Air and Ozone

Ozone Generators

This a reply I received from the American Lung Association to my question as to why they DON’T recommend ozone type air purifiers. At the time I was considering one but had to consider both my birds and my father who suffered from emphysema. I decided against one. The American Lung Association has long recognized that ozone is a potent lung irritant. There is no difference, despite some marketers’ claims, between ozone in smog and ozone produced by these devices.

The FDA has set a limit of 0.05 parts per billion of ozone in medical devices. Although ozone can be useful in reducing odors and pollutants in unoccupied spaces (such as removing smoke odors from homes involved in fires) the levels needed to achieve this are above those generally thought to be safe for humans.

Manufactures of certain ozone generators are prohibited by the FTC from making marketing claims that ozone is effective in cleaning indoor air, that their products do not create harmful by-products, and that they prevent or provide relief from allergies, asthma and other specified conditions, unless the claims are supported by reliable and adequate substantiation. Studies by the U.S. EPA and NIOSH provide no data to suggest that ozone generators “clean” indoor air more effectively than mechanical or other electronic devices, despite the claims of their manufacturers.

If you would like more information on air cleaners, please send me your address or call me at 231-5864 ext. 15.

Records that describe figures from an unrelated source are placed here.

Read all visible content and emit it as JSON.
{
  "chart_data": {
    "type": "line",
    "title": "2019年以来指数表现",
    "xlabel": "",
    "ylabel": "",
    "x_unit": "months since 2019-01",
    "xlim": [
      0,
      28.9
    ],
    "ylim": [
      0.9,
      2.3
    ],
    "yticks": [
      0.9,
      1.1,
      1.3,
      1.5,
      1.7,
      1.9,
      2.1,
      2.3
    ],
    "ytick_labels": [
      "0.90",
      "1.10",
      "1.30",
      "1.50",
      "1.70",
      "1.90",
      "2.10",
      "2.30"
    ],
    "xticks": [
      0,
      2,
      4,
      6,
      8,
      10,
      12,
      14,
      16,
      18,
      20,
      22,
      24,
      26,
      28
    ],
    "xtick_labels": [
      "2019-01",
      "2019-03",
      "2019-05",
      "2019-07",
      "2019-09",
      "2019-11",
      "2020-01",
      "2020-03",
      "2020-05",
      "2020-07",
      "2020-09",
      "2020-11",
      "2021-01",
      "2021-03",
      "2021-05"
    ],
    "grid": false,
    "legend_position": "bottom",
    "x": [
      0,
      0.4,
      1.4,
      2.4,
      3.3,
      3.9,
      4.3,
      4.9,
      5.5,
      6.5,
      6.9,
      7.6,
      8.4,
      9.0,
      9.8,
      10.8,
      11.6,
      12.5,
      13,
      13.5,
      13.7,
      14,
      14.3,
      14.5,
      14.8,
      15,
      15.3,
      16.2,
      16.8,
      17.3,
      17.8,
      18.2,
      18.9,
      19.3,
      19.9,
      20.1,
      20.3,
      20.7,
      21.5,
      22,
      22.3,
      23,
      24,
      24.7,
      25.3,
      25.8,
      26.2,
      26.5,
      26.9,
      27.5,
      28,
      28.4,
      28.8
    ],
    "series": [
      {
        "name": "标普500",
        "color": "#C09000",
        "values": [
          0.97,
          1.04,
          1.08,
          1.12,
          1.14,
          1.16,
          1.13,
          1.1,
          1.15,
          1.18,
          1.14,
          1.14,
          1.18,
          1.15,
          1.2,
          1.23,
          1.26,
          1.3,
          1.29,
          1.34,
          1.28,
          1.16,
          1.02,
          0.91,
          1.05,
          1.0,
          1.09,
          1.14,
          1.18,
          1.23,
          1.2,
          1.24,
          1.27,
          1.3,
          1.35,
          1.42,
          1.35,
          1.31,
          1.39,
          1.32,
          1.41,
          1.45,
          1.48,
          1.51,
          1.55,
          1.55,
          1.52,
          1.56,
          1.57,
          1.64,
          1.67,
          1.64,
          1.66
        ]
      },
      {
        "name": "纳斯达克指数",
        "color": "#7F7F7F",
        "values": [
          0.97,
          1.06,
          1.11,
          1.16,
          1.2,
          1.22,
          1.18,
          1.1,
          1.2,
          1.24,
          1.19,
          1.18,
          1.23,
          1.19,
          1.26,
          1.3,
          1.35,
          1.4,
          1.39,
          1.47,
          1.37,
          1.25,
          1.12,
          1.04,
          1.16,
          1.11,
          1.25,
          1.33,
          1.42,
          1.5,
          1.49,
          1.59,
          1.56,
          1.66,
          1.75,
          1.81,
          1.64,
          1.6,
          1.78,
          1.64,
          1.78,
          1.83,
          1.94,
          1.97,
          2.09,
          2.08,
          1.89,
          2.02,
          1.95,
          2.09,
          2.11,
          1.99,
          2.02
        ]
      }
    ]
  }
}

Sincerely, Marianne Zacharia

I’d like to comment on the issue of Ozone generating appliances. A friend of mine sells Living Air ionizers/ozone generators for purifying the air in homes and bird rooms, so I purchased one. No matter how low I turned it down, I was constantly suffering from burning eyes and throat. Finally I shut it off. It’s been sitting on top of my file cabinet, a $400 piece of junk for 4 years now. How can I use something on my birds that causes me so much discomfort? Additionally, birds are trapped in their cages and can’t get away from it.

There is actually quite a bit of controversy surrounding the use of ozone to kill viruses and bacteria. It is a great disinfectant. In my opinion, using it in an enclosed area to disinfect brooders (when no babies are present), is a good way to use ozone because the gas can enter every nook and cranny that other disinfectant miss. It also would be wonderful to turn it on high for disinfecting a room where there has been disease and illness (when no living animal whose life you value is present) to destroy any of the the disease organisms. I’d also recommend it for disinfecting water in spas and hot tubs.

There has been research demonstrating that ozone used over time inflames and damages lung tissue. From my own experience, it is an eye irritant. gloria

There are devices on sale even as we speak that put out toxic amounts of ozone into the air. These devices are lethal. You can drink ozonized water. You can inject ozone into your blood. You can take rectal enemas and get the ozone into your system through your intestines, but you cannot breathe it. If you breathe it, it is toxic! If you can smell the slightest traces of ozone in the air, that means there is more than the .06 parts per million allowed by OSHA. These devices will oxidize your lung tissue, causing hemorrhaging, impairment and swelling.